Kann das österreichische Gesundheitssystem ein Vorbild für Deutschland sein? Dieser Frage gehen drei Studierende der OTH Regensburg nach. Sie absolvieren derzeit ein Auslandspraktikum an den Landeskrankenhäusern Innsbruck und Hall in Tirol. Prof. Dr. Dorothea Thieme, die als Praxisbeauftragte für den Bachelorstudiengang Pflege die Studierenden während ihrer Praxiseinsätze betreut, machte sich jüngst in Österreich selbst ein Bild von der Arbeitsstätte ihrer Schützlinge.
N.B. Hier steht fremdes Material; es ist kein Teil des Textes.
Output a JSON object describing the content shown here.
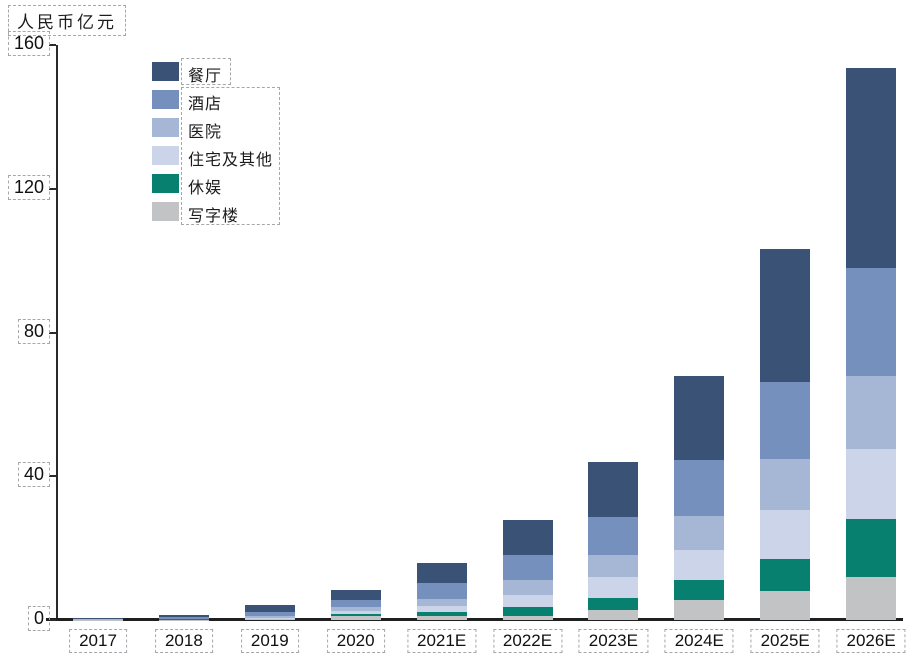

Die Studierenden erzählten begeistert von ihren Erfahrungen. Wie in Deutschland, ist auch in Österreich der Pflegefachkräftemangel ein großes Thema. Es werde jedoch anders damit umgegangen. „Durch eine vorzeitige Bettensperre bei krankheitsbedingten Ausfällen, fangen die Mitarbeiterinnen und Mitarbeiter hier keine zusätzliche Arbeit auf. In den Tiroler Kliniken wird mehr Wert auf interdisziplinäre Zusammenarbeit gelegt, vom Praktikanten bis zur Servicekraft, werden alle Meinungen mit einbezogen und evaluiert“, sagt die Pflegestudentin Jasmin Klesse.
Fast eineinhalb Jahre bereiteten sich Jasmin Klesse, Tobias Bender und Hanna Zingerle auf das Praktikum vor. Denn der Abstecher ins Ausland stand kurz auf der Kippe, wie Prof. Dr. Thieme berichtet: „Das Pflegestudiumstärkungsgesetz, das zum 1. Januar 2024 in Kraft getreten ist, soll durch die Festanstellung der Studierenden und einer monatlichen Vergütung das Pflegestudium für junge Menschen attraktiver gestalten. Jedoch waren nun plötzlich neue, vertragliche Regelungen nötig, die kurzfristig umgesetzt werden mussten.“ Gemeinsam mit den Verantwortlichen der Tiroler Klinken, der Uniklinik Regensburg als praktischem Ausbildungsträger der drei Studierenden und viel Geduld sei es aber dann doch gelungen, die Studierenden in das lang ersehnte Auslandspraktikum zu entsenden.
Inzwischen haben sich die Studierenden einen persönlichen Eindruck des österreichischen Gesundheitssystems verschafft und kehren mit wertvollen, praxisorientierten Ideen zurück nach Deutschland. „Hier in Österreich habe ich während meines Praktikums viel dazulernen dürfen und eigenständiges Arbeiten sowie Verantwortung übernehmen gelernt. Dies möchte ich so auch in Deutschland weitergeben und den Pflegeberuf somit wieder attraktiver gestalten“, sagt Studentin Hanna Zingerle. Besonders heben die drei Studierenden das Schichtmodell hervor: Statt eines klassischen Drei-Schicht-Modells wie in Deutschland, arbeiten die österreichischen Pflegekräfte zwölf Stunden. Eine Vier-Tage-Woche wird angestrebt, um die Balance zwischen Vergütung und Arbeitsbedingungen zu optimieren.
Prof. Dr. Dorothea Thieme tauschte sich bei ihrem Besuch in Österreich selbst mit den Verantwortlichen der Pflegedirektion und der leitenden Stationsschwester zu den Themen Akademisierung in der Pflege, Arbeitszeitmodelle, Schichtarbeit und interdisziplinäre Zusammenarbeit aus. Thieme ist zudem bereits in Kontakt mit weiteren internationalen Kooperationspartnerinnen und -partnern in der Schweiz sowie im skandinavischen Raum.